Monthly Archives: September 2018

Fall Day-Long Retreat

We had a lovely day together yesterday. Twenty of us gathered among the pines on Heinz & Teresa’s peaceful land. Thank you all for being there and making the day. Here’s the story of the Buddha’s eager young monk who joined the Buddha’s sangha named Meghiya. Meghiya decided to practice meditation alone in an especially peaceful and beautiful mango grove. But rather than his meditations being peaceful and beautiful, his mind was filled with malicious, lustful, and confused thought. When Meghiya rushed back to report his confusing experience, Buddha was not surprised. He took the opportunity to give Meghiya what he must have hoped was a relevant teaching. Five things induce release of heart and lasting peace,” the Buddha told him. “First, a lovely intimacy with good friends. Second, virtuous conduct. Third, frequent conversation that inspires and encourages practice. Fourth, diligence, energy, and enthusiasm for the good. And fifth, insight into impermanence.”

“Then, for Meghiya’s further benefit, and to the cement the point, the Buddha goes through the list again, this time preceding each of the other items with the first: “When there is a lovely intimacy between friends, then there is virtuous conduct,” “When there is a lovely intimacy between friends, then there is frequent conversation that inspires and encourages practice,” et cetera. In other words, friendship is the most important element in the spiritual path. Everything else naturally flows from it.”

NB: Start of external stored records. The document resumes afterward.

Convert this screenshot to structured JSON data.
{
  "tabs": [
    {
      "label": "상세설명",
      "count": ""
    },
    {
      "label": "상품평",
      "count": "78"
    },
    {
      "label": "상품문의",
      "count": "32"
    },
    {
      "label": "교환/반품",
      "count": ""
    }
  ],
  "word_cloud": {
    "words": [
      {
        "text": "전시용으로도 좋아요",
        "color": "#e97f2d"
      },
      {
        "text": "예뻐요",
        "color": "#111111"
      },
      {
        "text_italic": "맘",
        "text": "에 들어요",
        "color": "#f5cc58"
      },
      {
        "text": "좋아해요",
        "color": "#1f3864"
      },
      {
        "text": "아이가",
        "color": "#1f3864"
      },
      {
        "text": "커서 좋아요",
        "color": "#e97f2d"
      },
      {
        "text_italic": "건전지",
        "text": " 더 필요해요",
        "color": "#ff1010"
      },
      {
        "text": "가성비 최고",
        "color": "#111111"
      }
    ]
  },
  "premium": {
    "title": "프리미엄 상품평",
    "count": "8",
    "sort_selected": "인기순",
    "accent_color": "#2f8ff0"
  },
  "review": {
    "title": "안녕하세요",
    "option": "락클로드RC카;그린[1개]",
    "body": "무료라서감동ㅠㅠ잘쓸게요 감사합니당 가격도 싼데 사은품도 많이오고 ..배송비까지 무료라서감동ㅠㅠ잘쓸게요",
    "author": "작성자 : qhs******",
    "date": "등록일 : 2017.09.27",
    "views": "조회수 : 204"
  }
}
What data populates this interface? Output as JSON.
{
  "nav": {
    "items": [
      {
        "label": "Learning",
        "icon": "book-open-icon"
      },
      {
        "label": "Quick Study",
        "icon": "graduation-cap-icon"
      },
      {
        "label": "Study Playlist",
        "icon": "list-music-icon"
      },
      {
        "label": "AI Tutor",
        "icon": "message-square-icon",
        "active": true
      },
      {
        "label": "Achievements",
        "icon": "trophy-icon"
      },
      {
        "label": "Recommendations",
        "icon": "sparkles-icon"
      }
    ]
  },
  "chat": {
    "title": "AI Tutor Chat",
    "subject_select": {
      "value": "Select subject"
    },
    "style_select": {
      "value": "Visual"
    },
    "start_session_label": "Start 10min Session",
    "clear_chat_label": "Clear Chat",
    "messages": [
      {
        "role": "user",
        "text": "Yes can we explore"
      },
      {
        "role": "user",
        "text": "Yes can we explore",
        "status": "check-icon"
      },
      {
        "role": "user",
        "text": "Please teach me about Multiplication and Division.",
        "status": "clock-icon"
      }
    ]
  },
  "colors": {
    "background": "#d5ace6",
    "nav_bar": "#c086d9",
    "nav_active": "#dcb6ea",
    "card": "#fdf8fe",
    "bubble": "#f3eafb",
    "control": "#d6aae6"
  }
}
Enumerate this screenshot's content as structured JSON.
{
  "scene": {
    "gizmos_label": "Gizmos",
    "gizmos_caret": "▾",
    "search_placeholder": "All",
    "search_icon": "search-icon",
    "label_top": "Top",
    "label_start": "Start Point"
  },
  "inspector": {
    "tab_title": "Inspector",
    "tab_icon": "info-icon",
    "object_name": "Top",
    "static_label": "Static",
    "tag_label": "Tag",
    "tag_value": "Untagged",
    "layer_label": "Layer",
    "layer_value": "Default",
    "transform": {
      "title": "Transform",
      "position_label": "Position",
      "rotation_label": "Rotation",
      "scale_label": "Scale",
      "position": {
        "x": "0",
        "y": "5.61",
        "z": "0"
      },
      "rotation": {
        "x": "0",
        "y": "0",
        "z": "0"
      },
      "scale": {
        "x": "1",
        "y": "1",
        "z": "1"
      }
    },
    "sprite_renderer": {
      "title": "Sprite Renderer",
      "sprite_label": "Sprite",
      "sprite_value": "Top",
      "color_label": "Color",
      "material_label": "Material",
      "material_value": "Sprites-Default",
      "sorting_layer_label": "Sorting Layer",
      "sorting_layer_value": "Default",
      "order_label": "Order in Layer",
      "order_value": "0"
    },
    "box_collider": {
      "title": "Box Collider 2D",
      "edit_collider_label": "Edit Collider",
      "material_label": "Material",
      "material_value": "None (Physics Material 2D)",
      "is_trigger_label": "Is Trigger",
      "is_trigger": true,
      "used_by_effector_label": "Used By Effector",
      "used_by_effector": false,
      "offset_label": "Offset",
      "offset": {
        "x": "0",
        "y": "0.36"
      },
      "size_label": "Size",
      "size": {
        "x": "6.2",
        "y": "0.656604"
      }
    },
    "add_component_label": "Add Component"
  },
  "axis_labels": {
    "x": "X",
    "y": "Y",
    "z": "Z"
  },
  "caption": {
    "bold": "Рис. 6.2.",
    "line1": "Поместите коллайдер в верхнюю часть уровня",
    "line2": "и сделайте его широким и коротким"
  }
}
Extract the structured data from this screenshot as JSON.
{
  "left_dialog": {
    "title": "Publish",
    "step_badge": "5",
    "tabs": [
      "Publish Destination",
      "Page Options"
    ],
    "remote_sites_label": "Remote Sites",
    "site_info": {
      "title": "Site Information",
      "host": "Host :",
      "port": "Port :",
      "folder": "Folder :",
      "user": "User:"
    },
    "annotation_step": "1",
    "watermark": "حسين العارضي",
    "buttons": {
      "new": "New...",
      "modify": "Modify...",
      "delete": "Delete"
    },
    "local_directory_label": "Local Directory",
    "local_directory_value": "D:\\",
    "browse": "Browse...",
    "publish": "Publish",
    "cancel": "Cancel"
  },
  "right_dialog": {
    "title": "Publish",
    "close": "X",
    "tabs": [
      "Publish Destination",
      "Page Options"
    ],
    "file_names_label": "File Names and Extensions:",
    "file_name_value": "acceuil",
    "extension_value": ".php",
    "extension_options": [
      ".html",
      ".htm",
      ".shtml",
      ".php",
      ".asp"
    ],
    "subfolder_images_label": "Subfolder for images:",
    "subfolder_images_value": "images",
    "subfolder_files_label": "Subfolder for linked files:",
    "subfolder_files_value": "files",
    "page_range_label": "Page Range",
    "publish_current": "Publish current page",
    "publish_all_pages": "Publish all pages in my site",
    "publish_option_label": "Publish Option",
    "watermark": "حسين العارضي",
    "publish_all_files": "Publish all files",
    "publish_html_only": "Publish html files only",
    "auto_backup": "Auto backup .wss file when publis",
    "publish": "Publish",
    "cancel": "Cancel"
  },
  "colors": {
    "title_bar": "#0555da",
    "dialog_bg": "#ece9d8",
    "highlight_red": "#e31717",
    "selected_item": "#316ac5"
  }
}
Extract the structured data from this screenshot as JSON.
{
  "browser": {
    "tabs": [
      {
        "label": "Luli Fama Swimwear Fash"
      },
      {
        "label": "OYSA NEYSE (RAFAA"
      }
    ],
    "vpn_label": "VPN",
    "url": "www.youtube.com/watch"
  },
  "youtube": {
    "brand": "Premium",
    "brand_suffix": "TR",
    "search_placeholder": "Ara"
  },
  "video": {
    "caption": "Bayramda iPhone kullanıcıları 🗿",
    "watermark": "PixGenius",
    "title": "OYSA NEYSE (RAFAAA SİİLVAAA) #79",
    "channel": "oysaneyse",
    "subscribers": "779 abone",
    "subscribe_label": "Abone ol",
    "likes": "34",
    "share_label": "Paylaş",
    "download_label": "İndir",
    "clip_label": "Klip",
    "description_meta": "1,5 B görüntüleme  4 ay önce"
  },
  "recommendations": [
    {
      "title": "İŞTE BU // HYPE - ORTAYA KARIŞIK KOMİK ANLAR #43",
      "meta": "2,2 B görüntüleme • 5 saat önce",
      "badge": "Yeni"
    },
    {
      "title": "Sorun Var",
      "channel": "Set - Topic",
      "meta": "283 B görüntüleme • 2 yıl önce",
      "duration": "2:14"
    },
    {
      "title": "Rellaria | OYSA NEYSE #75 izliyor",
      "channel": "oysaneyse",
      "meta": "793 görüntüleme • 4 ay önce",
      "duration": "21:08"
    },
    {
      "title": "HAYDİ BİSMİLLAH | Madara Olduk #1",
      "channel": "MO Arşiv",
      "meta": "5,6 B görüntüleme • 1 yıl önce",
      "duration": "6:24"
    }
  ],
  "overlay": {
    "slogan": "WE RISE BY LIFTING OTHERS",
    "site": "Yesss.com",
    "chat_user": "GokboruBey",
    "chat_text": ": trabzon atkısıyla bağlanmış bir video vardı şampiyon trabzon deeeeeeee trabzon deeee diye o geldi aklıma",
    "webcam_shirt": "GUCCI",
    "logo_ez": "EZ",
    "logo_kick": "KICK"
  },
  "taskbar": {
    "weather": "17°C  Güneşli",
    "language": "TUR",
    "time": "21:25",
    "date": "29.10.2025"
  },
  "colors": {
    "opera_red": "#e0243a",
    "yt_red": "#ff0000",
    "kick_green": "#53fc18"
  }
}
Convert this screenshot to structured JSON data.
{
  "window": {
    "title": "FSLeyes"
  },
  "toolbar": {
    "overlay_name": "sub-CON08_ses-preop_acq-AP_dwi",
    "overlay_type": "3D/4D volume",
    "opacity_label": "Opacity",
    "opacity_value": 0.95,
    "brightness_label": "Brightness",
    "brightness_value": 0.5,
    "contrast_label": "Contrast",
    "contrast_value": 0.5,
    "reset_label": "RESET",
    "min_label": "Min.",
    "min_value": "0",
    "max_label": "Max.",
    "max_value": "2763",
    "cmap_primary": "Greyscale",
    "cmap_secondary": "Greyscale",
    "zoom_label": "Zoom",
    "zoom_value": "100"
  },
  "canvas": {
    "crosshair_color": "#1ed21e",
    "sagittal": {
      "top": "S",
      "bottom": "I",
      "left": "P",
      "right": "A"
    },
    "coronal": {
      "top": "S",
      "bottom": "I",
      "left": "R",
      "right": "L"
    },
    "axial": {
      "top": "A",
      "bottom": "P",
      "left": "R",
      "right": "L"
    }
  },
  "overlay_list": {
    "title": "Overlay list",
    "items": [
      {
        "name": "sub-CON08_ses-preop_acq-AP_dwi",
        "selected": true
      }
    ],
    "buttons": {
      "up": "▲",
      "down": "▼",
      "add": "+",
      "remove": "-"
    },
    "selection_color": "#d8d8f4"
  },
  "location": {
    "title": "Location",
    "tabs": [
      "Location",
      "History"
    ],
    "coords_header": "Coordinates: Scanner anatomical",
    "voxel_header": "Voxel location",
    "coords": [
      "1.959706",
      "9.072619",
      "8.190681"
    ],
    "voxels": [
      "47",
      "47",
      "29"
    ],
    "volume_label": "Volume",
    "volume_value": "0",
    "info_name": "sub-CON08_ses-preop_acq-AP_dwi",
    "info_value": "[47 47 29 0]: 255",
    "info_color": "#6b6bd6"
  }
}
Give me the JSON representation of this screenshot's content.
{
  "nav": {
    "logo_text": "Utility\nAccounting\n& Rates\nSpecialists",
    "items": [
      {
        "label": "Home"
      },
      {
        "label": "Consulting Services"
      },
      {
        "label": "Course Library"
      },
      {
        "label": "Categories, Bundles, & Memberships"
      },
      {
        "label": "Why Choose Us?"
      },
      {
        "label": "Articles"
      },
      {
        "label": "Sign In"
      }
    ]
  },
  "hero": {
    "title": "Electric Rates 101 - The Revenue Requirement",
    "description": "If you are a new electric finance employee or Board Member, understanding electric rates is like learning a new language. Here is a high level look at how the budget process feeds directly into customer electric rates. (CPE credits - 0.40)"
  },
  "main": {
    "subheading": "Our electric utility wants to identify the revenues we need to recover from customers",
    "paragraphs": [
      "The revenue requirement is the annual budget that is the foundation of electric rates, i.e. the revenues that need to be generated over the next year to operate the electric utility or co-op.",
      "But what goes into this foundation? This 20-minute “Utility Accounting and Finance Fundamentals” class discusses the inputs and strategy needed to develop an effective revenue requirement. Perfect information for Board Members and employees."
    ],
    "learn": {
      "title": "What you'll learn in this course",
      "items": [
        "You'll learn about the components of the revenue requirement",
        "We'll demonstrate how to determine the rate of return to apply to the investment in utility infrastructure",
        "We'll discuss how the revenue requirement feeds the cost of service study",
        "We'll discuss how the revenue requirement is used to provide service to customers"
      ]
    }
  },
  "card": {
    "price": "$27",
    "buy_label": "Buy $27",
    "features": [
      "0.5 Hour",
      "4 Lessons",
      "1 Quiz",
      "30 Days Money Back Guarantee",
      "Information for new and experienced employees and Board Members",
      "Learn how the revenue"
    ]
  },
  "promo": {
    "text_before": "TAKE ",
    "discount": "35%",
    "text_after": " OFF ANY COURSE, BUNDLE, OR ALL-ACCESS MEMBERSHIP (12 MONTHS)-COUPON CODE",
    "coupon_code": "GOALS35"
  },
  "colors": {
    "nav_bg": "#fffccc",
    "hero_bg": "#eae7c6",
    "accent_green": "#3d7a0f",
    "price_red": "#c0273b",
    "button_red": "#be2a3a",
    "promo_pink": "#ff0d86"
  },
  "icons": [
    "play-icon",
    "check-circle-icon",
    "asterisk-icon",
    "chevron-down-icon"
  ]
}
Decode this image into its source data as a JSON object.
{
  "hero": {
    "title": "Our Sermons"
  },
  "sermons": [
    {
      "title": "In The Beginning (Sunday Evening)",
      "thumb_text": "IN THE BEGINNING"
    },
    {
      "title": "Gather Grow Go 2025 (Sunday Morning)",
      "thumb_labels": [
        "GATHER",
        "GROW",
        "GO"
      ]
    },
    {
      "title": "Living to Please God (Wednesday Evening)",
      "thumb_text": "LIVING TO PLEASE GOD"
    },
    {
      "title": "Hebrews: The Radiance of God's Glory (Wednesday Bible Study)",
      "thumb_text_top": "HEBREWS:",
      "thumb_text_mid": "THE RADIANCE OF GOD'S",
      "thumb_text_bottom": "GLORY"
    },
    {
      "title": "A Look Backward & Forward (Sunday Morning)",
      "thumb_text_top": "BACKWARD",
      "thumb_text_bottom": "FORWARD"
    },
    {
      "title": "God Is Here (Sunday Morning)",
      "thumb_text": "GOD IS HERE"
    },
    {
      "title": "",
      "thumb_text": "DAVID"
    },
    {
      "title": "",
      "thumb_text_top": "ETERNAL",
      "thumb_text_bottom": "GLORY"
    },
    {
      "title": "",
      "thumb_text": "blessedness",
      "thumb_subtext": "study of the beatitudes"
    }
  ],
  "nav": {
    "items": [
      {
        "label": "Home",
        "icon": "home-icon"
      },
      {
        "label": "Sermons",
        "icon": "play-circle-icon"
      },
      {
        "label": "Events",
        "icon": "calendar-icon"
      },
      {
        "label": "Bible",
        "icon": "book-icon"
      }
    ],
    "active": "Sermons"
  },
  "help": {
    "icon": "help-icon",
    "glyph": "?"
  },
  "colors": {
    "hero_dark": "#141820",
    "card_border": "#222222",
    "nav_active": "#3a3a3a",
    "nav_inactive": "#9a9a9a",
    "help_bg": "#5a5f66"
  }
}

The Three Principal Aspects of the Path

We will have a day-long retreat on September 23rd, in the Black Forest. The topic is the Lama Tsong Kapa’s teaching of the three principal aspects of the path. The first of these is renunciation. ‘Renunciation’ here refers to a turning away – turning away from the behaviors and habits that create yearning and samsara – and directing our spiritual energy towards liberation. Then the second is bodhicitta, the awakened heart/mind, which for the benefit of all sentient beings, in seeing sentient beings’ suffering, we strive to achieve the highest state of enlightenment in order to be of maximum benefit to all. Then the third of the three is “right view”, also known as ‘the wisdom of emptiness or shunyata’. ‘Wisdom’ here refers to the view of the ‘middle way’ between the two extremes of annihilation and permanence. So then the “right view” of reality is the third of the three principal aspects of the path.